Below is one of the solutions which can be found in the link:
my_dict = {"color": ("red", "blue", "green"), "someothercolor":("orange", "blue", "white")}
solutions = []
my_color = 'blue'
for key, value in my_dict.items():
if my_color in value:
solutions.append(key)
Outputs:
color
My data frame:
Now I have a data frame where I would like to iterate through df[’Name’] to find a value and then I want to add the key to a new column. In this example it would be df[‘Colour']
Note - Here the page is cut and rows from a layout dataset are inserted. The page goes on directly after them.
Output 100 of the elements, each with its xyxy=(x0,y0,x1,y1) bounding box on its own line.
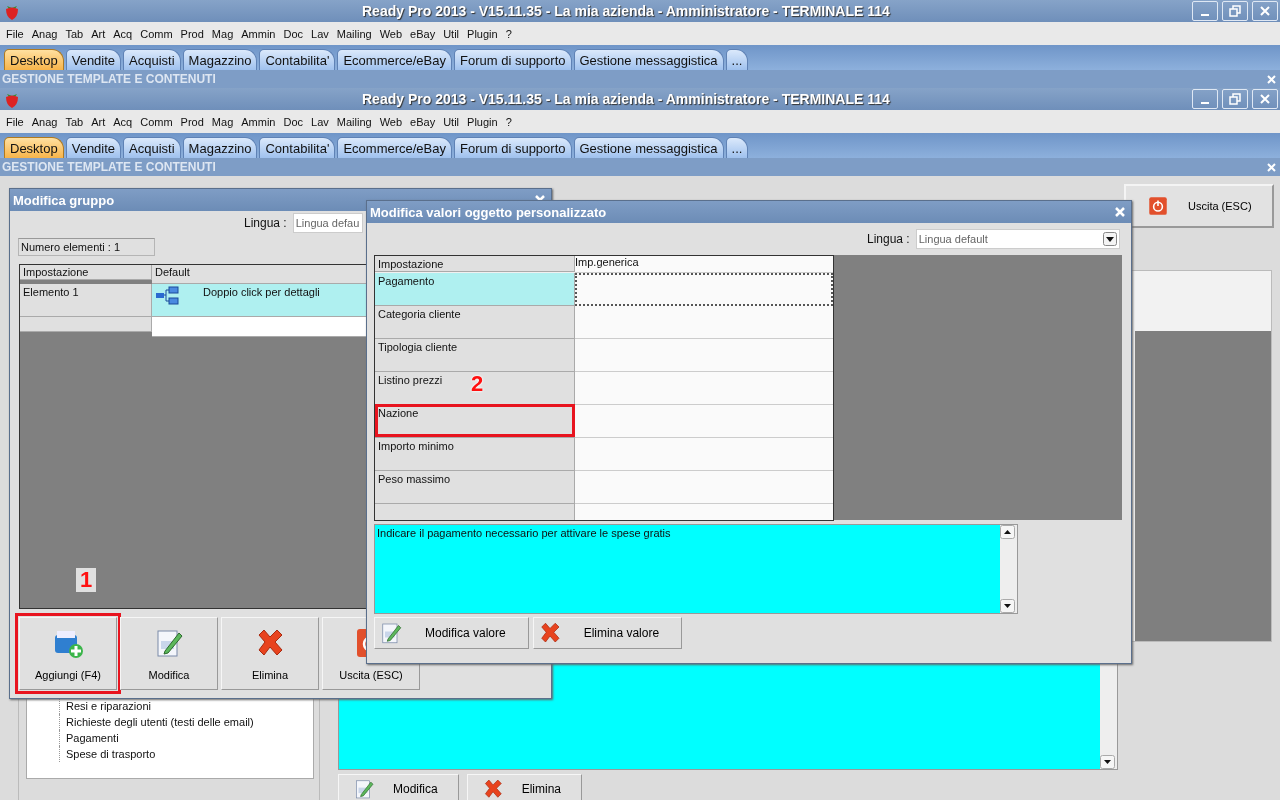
edit-document-icon xyxy=(379,621,403,645)
menu-item[interactable]: ? xyxy=(501,115,516,128)
table-cell[interactable]: Categoria cliente xyxy=(375,306,575,339)
tree-diagram-icon xyxy=(155,286,179,306)
menu-item[interactable]: Acq xyxy=(109,27,137,40)
tab[interactable]: Acquisti xyxy=(123,137,181,158)
minimize-button[interactable] xyxy=(1192,89,1218,109)
menu-item[interactable]: Art xyxy=(87,115,110,128)
close-button[interactable] xyxy=(1252,89,1278,109)
menu-item[interactable]: Ammin xyxy=(237,115,280,128)
menu-item[interactable]: Art xyxy=(87,27,110,40)
tree-item[interactable]: Spese di trasporto xyxy=(59,746,313,762)
close-icon[interactable] xyxy=(1267,162,1276,172)
menu-item[interactable]: Util xyxy=(439,27,464,40)
minimize-icon xyxy=(1201,102,1209,104)
menu-item[interactable]: File xyxy=(2,115,28,128)
field-label: Lingua : xyxy=(244,216,287,230)
menu-item[interactable]: Acq xyxy=(109,115,137,128)
menu-item[interactable]: Mailing xyxy=(332,115,376,128)
window-title: Ready Pro 2013 - V15.11.35 - La mia azienda - Amministratore - TERMINALE 114 xyxy=(362,3,890,19)
field-label: Lingua : xyxy=(867,232,910,246)
tab[interactable]: ... xyxy=(725,49,749,70)
tab[interactable]: ... xyxy=(725,137,749,158)
section-title: GESTIONE TEMPLATE E CONTENUTI xyxy=(2,160,216,174)
close-icon xyxy=(1260,6,1270,16)
minimize-icon xyxy=(1201,14,1209,16)
menu-item[interactable]: Plugin xyxy=(463,115,502,128)
menu-item[interactable]: Comm xyxy=(136,27,177,40)
menu-item[interactable]: eBay xyxy=(406,27,440,40)
column-header: Impostazione xyxy=(20,265,152,280)
close-icon[interactable] xyxy=(1267,74,1276,84)
toolbar-button[interactable]: Elimina xyxy=(221,617,319,690)
table-cell[interactable]: Peso massimo xyxy=(375,471,575,504)
toolbar-button[interactable]: Modifica valore xyxy=(374,617,529,649)
tree-item[interactable]: Richieste degli utenti (testi delle email) xyxy=(59,714,313,730)
menu-item[interactable]: Mag xyxy=(207,27,238,40)
dialog-title: Modifica gruppo xyxy=(13,192,115,208)
menu-item[interactable]: Comm xyxy=(136,115,177,128)
column-header: Impostazione xyxy=(375,256,575,272)
edit-document-icon xyxy=(353,778,375,800)
menu-item[interactable]: Ammin xyxy=(237,27,280,40)
tab[interactable]: Gestione messaggistica xyxy=(573,49,724,70)
tab[interactable]: Ecommerce/eBay xyxy=(337,137,452,158)
menu-item[interactable]: Doc xyxy=(279,115,308,128)
tab[interactable]: Ecommerce/eBay xyxy=(337,49,452,70)
menu-item[interactable]: ? xyxy=(501,27,516,40)
minimize-button[interactable] xyxy=(1192,1,1218,21)
tab[interactable]: Vendite xyxy=(65,137,122,158)
menu-item[interactable]: Tab xyxy=(61,115,88,128)
tab[interactable]: Contabilita' xyxy=(259,137,336,158)
tab[interactable]: Magazzino xyxy=(182,137,258,158)
menu-item[interactable]: eBay xyxy=(406,115,440,128)
exit-button[interactable]: Uscita (ESC) xyxy=(1124,184,1274,228)
tab[interactable]: Forum di supporto xyxy=(454,49,572,70)
tab[interactable]: Contabilita' xyxy=(259,49,336,70)
menu-item[interactable]: Tab xyxy=(61,27,88,40)
menu-item[interactable]: Lav xyxy=(307,27,333,40)
restore-icon xyxy=(1229,93,1241,105)
toolbar-button[interactable]: Modifica xyxy=(338,774,459,800)
callout-number: 1 xyxy=(76,568,97,592)
menu-item[interactable]: Util xyxy=(439,115,464,128)
callout-number: 2 xyxy=(471,371,484,398)
restore-button[interactable] xyxy=(1222,1,1248,21)
menu-item[interactable]: Prod xyxy=(176,115,208,128)
scrollbar[interactable] xyxy=(1000,525,1017,613)
tab[interactable]: Magazzino xyxy=(182,49,258,70)
language-dropdown[interactable]: Lingua default xyxy=(915,229,1120,249)
language-field[interactable]: Lingua defau xyxy=(292,213,363,233)
tab[interactable]: Vendite xyxy=(65,49,122,70)
menu-item[interactable]: Mailing xyxy=(332,27,376,40)
menu-item[interactable]: Mag xyxy=(207,115,238,128)
menu-item[interactable]: Prod xyxy=(176,27,208,40)
table-cell[interactable]: Importo minimo xyxy=(375,438,575,471)
dialog-title: Modifica valori oggetto personalizzato xyxy=(370,204,607,220)
restore-button[interactable] xyxy=(1222,89,1248,109)
toolbar-button[interactable]: Elimina valore xyxy=(532,617,683,649)
menu-item[interactable]: Web xyxy=(375,27,407,40)
menu-item[interactable]: Lav xyxy=(307,115,333,128)
close-icon xyxy=(1260,94,1270,104)
menu-item[interactable]: Doc xyxy=(279,27,308,40)
table-cell[interactable]: Tipologia cliente xyxy=(375,339,575,372)
tab[interactable]: Gestione messaggistica xyxy=(573,137,724,158)
tab[interactable]: Desktop xyxy=(4,137,64,158)
tab[interactable]: Forum di supporto xyxy=(454,137,572,158)
value-field[interactable] xyxy=(575,273,833,306)
column-header: Imp.generica xyxy=(575,256,833,273)
toolbar-button[interactable]: Elimina xyxy=(466,774,583,800)
toolbar-button[interactable]: Modifica xyxy=(120,617,218,690)
menu-item[interactable]: Anag xyxy=(27,27,62,40)
window-title: Ready Pro 2013 - V15.11.35 - La mia azienda - Amministratore - TERMINALE 114 xyxy=(362,91,890,107)
tab[interactable]: Acquisti xyxy=(123,49,181,70)
tab[interactable]: Desktop xyxy=(4,49,64,70)
close-icon[interactable] xyxy=(1115,207,1125,217)
close-button[interactable] xyxy=(1252,1,1278,21)
menu-item[interactable]: Web xyxy=(375,115,407,128)
menu-item[interactable]: Plugin xyxy=(463,27,502,40)
menu-item[interactable]: Anag xyxy=(27,115,62,128)
menu-item[interactable]: File xyxy=(2,27,28,40)
tree-item[interactable]: Pagamenti xyxy=(59,730,313,746)
table-cell[interactable]: Pagamento xyxy=(375,273,575,306)
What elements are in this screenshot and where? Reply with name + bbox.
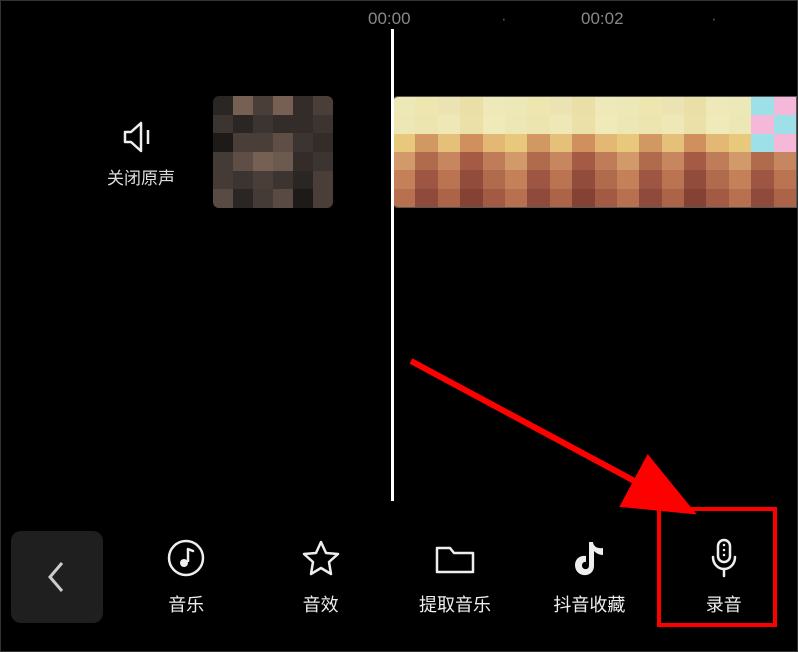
music-button[interactable]: 音乐: [130, 529, 242, 625]
timeline-ruler: 00:00 · 00:02 ·: [1, 9, 797, 29]
speaker-icon: [101, 120, 181, 154]
timestamp-marker: 00:02: [581, 9, 624, 29]
douyin-fav-label: 抖音收藏: [553, 591, 625, 617]
mute-label: 关闭原声: [101, 164, 181, 189]
music-label: 音乐: [168, 591, 204, 617]
star-icon: [301, 537, 341, 579]
video-clip[interactable]: [392, 96, 797, 208]
bottom-toolbar: 音乐 音效 提取音乐 抖音收藏: [1, 503, 797, 651]
mute-original-sound-button[interactable]: 关闭原声: [101, 120, 181, 189]
music-note-icon: [166, 537, 206, 579]
microphone-icon: [707, 537, 741, 579]
sfx-label: 音效: [303, 591, 339, 617]
playhead[interactable]: [391, 29, 394, 501]
ruler-tick: ·: [501, 9, 507, 29]
douyin-icon: [571, 537, 607, 579]
back-button[interactable]: [11, 531, 103, 623]
clip-thumbnail[interactable]: [213, 96, 333, 208]
ruler-tick: ·: [711, 9, 717, 29]
extract-music-button[interactable]: 提取音乐: [399, 529, 511, 625]
timestamp-start: 00:00: [368, 9, 411, 29]
folder-icon: [434, 537, 476, 579]
record-button[interactable]: 录音: [668, 529, 780, 625]
chevron-left-icon: [44, 557, 70, 597]
douyin-favorites-button[interactable]: 抖音收藏: [533, 529, 645, 625]
record-label: 录音: [706, 591, 742, 617]
extract-label: 提取音乐: [419, 591, 491, 617]
sfx-button[interactable]: 音效: [265, 529, 377, 625]
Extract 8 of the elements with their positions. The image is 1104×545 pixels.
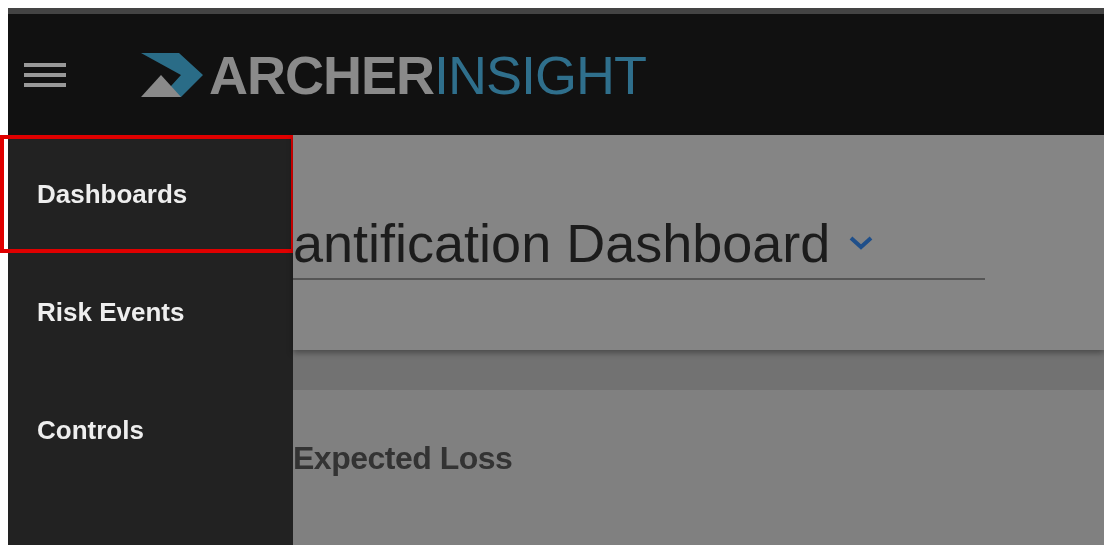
- card-title: Expected Loss: [293, 440, 513, 476]
- logo-text: INSIGHT: [434, 44, 647, 105]
- nav-item[interactable]: Dashboards: [0, 135, 295, 253]
- logo-text: ARCHER: [209, 44, 434, 105]
- nav-item[interactable]: Risk Events: [0, 253, 295, 371]
- dashboard-title[interactable]: antification Dashboard: [293, 211, 831, 274]
- logo-icon: [141, 52, 203, 97]
- nav-item[interactable]: Controls: [0, 371, 295, 489]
+---+----------+--------------------------+-----------------------------+----------+--------+
| | SKU | Name | Description | Category | Colour |
+---+----------+--------------------------+-----------------------------+----------+--------+
| 0 | 7E+10 | Red Lace Midi Dress | Red Lace Midi D... | Dresses | |
| 1 | 7E+10 | Long Armed Sweater Azure | Long Armed Sweater Azure... | Sweaters | |
| 2 | 2,01E+08 | High Top Ruby Sneakers | High Top Ruby Sneakers... | Shoes | |
| 3 | 4,87E+10 | Tight Indigo Jeans | Tight Indigo Jeans... | Denim | |
| 4 | 2,2E+09 | T-Shirt Navy | T-Shirt Navy... | T-Shirts | |
+---+----------+--------------------------+-----------------------------+----------+--------+
Expected result:
+---+----------+--------------------------+-----------------------------+----------+--------+
| | SKU | Name | Description | Category | Colour |
+---+----------+--------------------------+-----------------------------+----------+--------+
| 0 | 7E+10 | Red Lace Midi Dress | Red Lace Midi D... | Dresses | red |
| 1 | 7E+10 | Long Armed Sweater Azure | Long Armed Sweater Azure... | Sweaters | blue |
| 2 | 2,01E+08 | High Top Ruby Sneakers | High Top Ruby Sneakers... | Shoes | red |
| 3 | 4,87E+10 | Tight Indigo Jeans | Tight Indigo Jeans... | Denim | blue |
| 4 | 2,2E+09 | T-Shirt Navy | T-Shirt Navy... | T-Shirts | blue |
+---+----------+--------------------------+-----------------------------+----------+--------+
My code:
colour = {'red': ('red', 'rose', 'ruby’), ‘blue’: (‘azure’, ‘indigo’, ’navy')}
def fetchColours(x):
for key, value in colour.items():
if value in x:
return key
else:
return np.nan
df['Colour'] = df['Name'].apply(fetchColours)
I get the following error:
TypeError: 'in <string>' requires string as left operand, not tuple
I can't run a tuple against string. How would I approach this?